Sayın Başkan, hazırunu saygıyla selamlıyorum.
2014'te nüfusumuzun yüzde 61,1'i oturduğu evin sahibiyken, bu oran 2024'te yüzde 56,1'e geriledi. Yoksul tanımına giren medyan gelirin yüzde 60'ının altında gelire sahip hanelerde ise sahiplik oranı 2007'de yüzde 61,7'yken 2014'te yüzde 57,8'e, 2024'te yüzde 45,8'e düştü. Son on yıla bakıldığında bu gruptaki konut sahipliği 12 puan geriledi. Aynı dönemde ülkemizdeki hane sayısı 5,5 milyon artarken ilk el konut satışı 5,3 milyonu, toplam satış ise 13,9 milyonu buldu. Her yeni haneye neredeyse 1 konut düşmesine rağmen sahiplik oranındaki sert düşüş, konut sektörünün dar ve orta gelirli kesimlere yeterince hizmet etmediğini gösteriyor. Dar ve orta gelirli vatandaşların nitelikli konut ihtiyacını karşılamakla görevli kurum TOKİ'dir ancak İstanbul Planlama Ajansının verilerine göre, TOKİ iştiraki Emlak Konut GYO son yirmi yılda inşa ettiği 90 bini aşkın konutun yüzde 69'unu lüks konut statüsünde tamamladı. Aynı rapor, kurumun kamu gücünü avantajına kullanarak yüksek rantlı bölgelerde orta ve üst gelir grubuna konut üreten bir özel sektör aktörü gibi çalıştığını da vurgulamakta. Bu durum kuruluşun asli misyonundan uzaklaştığını da ortaya koymakta.

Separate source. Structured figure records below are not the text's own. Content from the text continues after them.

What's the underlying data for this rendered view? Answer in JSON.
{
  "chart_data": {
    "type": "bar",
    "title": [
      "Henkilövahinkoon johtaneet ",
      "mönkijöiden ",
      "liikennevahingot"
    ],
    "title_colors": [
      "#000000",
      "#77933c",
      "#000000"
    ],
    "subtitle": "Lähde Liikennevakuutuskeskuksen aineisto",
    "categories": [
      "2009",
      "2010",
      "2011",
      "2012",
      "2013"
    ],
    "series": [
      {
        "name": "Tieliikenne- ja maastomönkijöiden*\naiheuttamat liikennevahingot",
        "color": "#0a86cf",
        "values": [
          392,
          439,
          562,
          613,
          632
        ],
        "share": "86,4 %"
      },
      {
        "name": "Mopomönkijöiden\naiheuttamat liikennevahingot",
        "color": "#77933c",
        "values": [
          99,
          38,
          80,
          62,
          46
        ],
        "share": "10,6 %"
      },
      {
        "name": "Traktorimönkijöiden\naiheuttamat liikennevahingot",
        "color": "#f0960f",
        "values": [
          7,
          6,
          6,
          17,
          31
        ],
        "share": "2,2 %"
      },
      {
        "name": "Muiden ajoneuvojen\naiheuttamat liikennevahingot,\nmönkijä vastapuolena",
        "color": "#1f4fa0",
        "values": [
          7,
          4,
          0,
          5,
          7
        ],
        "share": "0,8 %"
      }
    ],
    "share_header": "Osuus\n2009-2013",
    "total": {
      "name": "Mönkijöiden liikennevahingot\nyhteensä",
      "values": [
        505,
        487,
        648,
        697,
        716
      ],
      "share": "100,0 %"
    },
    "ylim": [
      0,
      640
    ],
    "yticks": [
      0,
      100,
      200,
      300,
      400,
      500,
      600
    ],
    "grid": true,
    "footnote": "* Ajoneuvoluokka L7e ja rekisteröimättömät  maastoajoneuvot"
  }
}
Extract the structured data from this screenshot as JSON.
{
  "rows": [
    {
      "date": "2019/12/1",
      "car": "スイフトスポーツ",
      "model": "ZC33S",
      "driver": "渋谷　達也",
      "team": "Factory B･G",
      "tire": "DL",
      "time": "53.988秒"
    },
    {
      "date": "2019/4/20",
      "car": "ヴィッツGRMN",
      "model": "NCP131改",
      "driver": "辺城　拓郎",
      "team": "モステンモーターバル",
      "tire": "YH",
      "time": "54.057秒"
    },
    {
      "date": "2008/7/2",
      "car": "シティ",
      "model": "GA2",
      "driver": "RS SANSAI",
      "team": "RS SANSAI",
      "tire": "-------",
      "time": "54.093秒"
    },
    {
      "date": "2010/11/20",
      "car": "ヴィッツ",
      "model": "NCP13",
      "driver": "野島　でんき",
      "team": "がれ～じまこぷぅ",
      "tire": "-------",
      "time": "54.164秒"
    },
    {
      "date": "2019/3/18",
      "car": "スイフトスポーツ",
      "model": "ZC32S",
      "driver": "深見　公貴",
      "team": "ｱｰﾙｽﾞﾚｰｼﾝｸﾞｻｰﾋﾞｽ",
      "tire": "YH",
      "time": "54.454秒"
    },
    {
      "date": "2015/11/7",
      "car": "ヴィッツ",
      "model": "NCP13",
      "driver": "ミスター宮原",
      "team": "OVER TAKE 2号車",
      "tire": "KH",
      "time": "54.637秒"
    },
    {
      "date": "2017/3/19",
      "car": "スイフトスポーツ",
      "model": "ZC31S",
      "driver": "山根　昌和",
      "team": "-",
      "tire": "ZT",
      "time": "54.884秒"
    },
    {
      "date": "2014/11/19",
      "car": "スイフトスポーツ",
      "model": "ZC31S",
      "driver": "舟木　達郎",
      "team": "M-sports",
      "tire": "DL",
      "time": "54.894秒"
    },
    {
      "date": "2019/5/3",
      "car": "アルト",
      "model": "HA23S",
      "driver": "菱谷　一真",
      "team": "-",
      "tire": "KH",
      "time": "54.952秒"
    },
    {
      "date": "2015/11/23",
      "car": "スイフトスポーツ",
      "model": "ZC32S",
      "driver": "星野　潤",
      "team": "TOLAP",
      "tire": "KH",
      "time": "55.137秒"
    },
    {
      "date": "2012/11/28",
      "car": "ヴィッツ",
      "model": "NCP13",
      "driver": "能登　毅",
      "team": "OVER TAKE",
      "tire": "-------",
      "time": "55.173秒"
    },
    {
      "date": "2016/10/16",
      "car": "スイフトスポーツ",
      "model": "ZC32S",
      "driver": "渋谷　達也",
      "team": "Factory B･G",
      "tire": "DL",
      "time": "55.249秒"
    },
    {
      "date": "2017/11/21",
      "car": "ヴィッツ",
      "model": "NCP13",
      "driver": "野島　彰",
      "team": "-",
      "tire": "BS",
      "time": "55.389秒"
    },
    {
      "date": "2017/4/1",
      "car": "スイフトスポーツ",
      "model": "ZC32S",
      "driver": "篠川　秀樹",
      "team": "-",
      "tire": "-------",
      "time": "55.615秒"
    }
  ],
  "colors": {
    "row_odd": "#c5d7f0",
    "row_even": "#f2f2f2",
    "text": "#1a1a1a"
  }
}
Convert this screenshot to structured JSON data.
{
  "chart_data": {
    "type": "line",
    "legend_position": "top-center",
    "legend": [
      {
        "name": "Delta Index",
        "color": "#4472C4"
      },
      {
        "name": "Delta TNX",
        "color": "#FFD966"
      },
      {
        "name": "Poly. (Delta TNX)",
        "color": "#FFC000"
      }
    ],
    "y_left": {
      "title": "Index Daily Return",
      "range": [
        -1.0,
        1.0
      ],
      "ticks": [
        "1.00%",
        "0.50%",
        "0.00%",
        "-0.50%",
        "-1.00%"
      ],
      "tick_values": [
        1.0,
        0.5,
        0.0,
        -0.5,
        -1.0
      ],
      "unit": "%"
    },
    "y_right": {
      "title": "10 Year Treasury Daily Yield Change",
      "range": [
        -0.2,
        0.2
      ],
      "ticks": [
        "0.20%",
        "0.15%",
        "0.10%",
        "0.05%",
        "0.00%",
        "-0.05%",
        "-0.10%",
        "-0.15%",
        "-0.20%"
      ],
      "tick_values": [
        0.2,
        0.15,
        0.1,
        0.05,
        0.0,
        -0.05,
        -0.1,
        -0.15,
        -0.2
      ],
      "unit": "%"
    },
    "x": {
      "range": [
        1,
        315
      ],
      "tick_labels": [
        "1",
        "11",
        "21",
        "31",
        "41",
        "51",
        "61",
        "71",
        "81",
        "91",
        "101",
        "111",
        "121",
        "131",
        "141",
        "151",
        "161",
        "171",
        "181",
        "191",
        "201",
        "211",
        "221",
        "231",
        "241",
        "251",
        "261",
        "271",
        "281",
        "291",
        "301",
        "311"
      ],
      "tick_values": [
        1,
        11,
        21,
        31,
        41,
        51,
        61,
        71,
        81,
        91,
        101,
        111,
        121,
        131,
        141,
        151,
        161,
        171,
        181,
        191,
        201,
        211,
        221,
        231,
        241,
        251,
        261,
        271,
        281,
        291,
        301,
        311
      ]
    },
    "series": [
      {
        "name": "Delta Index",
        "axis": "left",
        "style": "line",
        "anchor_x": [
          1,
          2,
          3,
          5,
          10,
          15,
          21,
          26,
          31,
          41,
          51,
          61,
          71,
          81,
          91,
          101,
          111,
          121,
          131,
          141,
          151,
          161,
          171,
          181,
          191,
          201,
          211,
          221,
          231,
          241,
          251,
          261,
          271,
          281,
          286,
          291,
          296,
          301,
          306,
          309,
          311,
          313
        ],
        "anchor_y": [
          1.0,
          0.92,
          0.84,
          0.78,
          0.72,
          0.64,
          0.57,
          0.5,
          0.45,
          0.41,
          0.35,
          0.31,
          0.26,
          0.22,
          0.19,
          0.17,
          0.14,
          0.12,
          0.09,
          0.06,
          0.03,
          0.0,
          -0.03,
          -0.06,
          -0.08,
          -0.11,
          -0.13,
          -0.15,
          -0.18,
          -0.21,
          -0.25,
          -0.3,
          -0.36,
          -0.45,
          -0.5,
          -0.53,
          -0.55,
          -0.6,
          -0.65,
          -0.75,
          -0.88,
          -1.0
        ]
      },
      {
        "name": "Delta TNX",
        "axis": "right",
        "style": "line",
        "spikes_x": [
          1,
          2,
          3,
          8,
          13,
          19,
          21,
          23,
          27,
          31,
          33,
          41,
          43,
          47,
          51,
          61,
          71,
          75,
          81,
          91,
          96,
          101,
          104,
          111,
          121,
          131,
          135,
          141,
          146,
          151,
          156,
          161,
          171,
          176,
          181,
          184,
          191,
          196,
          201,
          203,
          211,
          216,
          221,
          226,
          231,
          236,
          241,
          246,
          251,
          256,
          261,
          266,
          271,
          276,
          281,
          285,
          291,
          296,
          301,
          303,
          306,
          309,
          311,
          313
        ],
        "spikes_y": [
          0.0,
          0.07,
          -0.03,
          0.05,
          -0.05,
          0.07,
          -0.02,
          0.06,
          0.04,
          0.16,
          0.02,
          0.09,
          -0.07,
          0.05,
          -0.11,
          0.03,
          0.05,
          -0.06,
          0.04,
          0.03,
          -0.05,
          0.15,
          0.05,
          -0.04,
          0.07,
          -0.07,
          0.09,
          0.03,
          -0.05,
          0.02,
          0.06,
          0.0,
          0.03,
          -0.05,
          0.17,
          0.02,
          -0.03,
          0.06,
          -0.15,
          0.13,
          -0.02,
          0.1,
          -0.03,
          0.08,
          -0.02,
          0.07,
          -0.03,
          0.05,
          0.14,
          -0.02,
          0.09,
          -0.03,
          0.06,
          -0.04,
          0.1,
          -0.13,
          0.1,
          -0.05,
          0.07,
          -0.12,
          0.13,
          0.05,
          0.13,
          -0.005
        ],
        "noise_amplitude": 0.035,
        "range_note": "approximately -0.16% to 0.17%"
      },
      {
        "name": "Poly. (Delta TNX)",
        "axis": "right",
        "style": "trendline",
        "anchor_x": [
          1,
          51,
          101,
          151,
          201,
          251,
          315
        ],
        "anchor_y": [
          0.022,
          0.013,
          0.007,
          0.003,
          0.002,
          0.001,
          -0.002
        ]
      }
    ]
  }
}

Kanal İstanbul güzergâhındaki 45 milyar TL tutarındaki ihalelerin siyasi bağlantılı firmalara verilmesi, Samandağ'da acele kamulaştırma kararlarıyla çevresel ve sosyal maliyetlerin göz ardı edilmesi, değerli kamu arazilerinin öncelikle lüks projelere açılması TOKİ'nin planlama önceliklerini bize sorgulatmakta. Ayrıca, İlk İşyerim Projesi'nde taahhüt edilen fiyatın iki buçuk yıl içinde 7,5 kat artırılması ve sözleşmeli konutların hâlihazırda hak sahiplerine teslim edilememesi kurumun güvenilirliğini de zedelemiş durumda.
Özellikle alt ve orta gelirli ailelerin finansal erişebilirliği giderek zorlaşıyor. Yüz yirmi ay vadeli kredi taksitleri lüks projelerde orta gelirli ailelerin gelirinin önemli bir bölümünü de tüketiyor. Bunun yanında, TOKİ projelerinin konumlandığı şehrin merkezlerine uzak bölgelerde toplu taşıma altyapısı yeterince gelişmeden yeni yerleşim alanları oluşturulması gündelik yaşam maliyetlerini de artırıyor. Projelerin çevre ve sosyal donatı ihtiyaçları dikkatle planlanmadığı için okul, sağlık ocağı ve yeşil alan eksiklikleri ortaya çıkıyor. Bu durum nüfus artışına uygun yaşam alanları yaratmaktan ziyade mevcut toplumsal sorunları daha da büyütüyor.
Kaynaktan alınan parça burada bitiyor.